Early gold rush towns sprung up without any structure; shacks were put up without any planning or services, as was the case with nearby Barkerville. Most placer miners only wanted to rush in, make their money, and leave as quickly as possible. They would exhaust the creek beds of gold and depart to other prospects, abandoning their temporary homes. Later, in the early 1900s, mining companies began organizing the development of the settlements. (For more on this, see the sketch “Features of Company Town“).
In the early 1920s, at the future location of Wells, there was only a sawmill and a roadhouse that had been there since the 1890s. It was the Cariboo Gold Quartz Mining Company that planned, built and maintained the town of Wells in the 1930s.
In 1933, the Cariboo Gold Quartz Mining Company formed a subsidiary called the Wells Townsite Company Limited, to purchase, develop and sell land for Wells. The directors of the Wells Townsite Company were Dr. Burnett, Mr. Solibakke, and Mr. Wells (“The Three Musketeers”), who owned one share each; the balance of 25,000 shares were held by the Cariboo Gold Quartz Mining Company.
The immediate goal of the Townsite Company was to house the flood of miners and their families pouring into the area. The long-term goal of the Townsite Company was to establish a full company town that would become a permanent community. At that time, it was not unusual for a company to establish a townsite; companies needed to attract a stable labour supply to isolated areas and transportation limitations did not make temporary labour a practical solution. The Wells Townsite Company was more than willing to provide the funds for the development of the town, since they expected long term profits from their gold mining.
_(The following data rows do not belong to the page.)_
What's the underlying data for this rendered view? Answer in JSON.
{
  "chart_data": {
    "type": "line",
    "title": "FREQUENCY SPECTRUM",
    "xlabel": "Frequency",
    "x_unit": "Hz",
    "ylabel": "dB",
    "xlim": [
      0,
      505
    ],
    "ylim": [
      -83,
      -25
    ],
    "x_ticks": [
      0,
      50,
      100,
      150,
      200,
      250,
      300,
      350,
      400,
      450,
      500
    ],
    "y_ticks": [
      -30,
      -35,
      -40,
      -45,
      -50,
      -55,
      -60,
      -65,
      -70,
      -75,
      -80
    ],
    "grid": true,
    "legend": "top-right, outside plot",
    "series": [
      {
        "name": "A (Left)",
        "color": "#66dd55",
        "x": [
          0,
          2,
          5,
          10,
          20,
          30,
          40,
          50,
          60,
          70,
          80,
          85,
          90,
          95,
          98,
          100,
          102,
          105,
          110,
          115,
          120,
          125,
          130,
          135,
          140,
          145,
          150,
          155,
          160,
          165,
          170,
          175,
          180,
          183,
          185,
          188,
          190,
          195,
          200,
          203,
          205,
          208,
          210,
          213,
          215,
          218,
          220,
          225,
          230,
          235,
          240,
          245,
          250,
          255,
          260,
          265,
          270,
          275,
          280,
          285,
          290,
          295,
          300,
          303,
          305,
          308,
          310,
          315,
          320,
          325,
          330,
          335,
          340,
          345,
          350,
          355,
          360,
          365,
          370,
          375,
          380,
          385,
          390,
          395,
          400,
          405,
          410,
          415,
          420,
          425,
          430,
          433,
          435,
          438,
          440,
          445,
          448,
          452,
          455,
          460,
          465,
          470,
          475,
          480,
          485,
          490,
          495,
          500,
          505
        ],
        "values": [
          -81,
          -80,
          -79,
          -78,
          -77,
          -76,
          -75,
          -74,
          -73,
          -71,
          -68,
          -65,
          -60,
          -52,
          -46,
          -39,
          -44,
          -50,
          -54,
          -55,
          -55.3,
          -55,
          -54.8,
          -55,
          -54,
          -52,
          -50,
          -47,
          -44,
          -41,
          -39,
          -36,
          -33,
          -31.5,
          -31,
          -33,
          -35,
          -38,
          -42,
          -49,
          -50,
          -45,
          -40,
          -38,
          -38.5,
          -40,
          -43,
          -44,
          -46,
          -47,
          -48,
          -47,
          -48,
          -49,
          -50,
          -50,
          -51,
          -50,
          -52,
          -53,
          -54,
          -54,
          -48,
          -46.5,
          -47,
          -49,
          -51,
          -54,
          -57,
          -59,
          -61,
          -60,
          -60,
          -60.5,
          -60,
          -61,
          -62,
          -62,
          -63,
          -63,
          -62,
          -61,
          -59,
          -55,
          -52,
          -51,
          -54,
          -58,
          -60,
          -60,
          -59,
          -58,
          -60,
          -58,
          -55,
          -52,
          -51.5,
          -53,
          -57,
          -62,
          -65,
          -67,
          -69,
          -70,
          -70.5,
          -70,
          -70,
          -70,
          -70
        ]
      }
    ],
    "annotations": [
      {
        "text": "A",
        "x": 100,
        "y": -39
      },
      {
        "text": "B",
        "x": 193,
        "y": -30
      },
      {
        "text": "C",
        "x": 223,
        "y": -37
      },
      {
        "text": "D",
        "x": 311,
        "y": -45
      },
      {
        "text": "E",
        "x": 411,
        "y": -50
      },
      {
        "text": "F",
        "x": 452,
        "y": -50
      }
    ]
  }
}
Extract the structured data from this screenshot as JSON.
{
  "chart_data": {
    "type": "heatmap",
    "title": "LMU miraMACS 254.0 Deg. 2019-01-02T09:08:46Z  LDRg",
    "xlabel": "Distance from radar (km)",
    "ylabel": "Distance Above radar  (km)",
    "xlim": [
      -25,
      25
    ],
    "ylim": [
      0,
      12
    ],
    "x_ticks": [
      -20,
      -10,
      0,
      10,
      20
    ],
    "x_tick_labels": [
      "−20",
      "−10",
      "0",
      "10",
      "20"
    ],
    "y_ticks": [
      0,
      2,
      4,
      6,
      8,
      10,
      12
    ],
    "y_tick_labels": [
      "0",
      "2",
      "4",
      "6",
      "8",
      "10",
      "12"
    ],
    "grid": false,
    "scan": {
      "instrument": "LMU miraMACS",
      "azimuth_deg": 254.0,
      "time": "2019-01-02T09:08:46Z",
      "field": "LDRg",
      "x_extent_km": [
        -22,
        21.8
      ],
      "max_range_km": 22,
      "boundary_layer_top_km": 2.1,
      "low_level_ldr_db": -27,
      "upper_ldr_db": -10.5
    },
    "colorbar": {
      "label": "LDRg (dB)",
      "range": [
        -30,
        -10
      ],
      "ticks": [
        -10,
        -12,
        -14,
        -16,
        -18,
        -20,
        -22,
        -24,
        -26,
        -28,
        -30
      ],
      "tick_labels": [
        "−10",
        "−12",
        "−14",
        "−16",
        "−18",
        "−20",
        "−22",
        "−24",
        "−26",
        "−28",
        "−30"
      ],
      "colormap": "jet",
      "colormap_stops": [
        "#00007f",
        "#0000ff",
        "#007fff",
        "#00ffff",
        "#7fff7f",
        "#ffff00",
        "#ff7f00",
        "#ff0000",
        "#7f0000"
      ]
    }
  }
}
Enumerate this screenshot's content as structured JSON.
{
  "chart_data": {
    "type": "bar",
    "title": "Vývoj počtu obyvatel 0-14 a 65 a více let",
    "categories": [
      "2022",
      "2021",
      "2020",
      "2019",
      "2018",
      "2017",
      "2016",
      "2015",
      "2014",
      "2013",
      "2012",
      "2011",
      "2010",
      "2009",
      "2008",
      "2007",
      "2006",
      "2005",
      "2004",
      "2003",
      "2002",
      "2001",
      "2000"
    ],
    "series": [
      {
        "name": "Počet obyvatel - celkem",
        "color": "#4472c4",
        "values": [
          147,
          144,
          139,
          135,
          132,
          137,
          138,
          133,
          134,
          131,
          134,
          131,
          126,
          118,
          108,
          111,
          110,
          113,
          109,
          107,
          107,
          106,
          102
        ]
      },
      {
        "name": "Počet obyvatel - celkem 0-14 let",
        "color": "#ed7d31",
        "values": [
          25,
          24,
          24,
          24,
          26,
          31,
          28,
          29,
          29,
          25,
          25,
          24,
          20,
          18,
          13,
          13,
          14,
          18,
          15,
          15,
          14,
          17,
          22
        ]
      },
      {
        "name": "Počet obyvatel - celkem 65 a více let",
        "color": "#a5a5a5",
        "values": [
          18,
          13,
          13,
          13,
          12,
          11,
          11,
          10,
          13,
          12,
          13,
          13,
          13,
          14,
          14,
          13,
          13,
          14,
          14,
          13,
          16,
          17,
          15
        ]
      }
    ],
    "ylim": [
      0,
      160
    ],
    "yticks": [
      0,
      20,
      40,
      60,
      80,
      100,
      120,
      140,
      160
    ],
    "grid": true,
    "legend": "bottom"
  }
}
The Townsite Company sought to provide water and electrical services, a structured town with streets and sidewalks, telephones, and to encourage the relocation of whole families to Wells. Dr. Burnett spoke to shareholders about their preference for married men as employees due to the fact that they were more stable and had responsibilities to provide for their families. Fred Wells further explained the townsite’s objective:
“A town is essential in a neighbourhood where there are 200 men on payroll including Island Mountain Company and ourselves. At present, there are a great many shacks and cabins being built in the woods and along the roadside. It is much better to provide a proper place for people to live and this is what we plan to do.” (The Province, November 27, 1933)
While some other company towns, such as Pioneer Mine’s Bridge River, sought profits from the townsite as well as the mine operations, Wells encouraged private development to help develop the community. Though it was still a company town, the founders envisioned a full community with families, businesses, recreation and entertainment beyond the mine.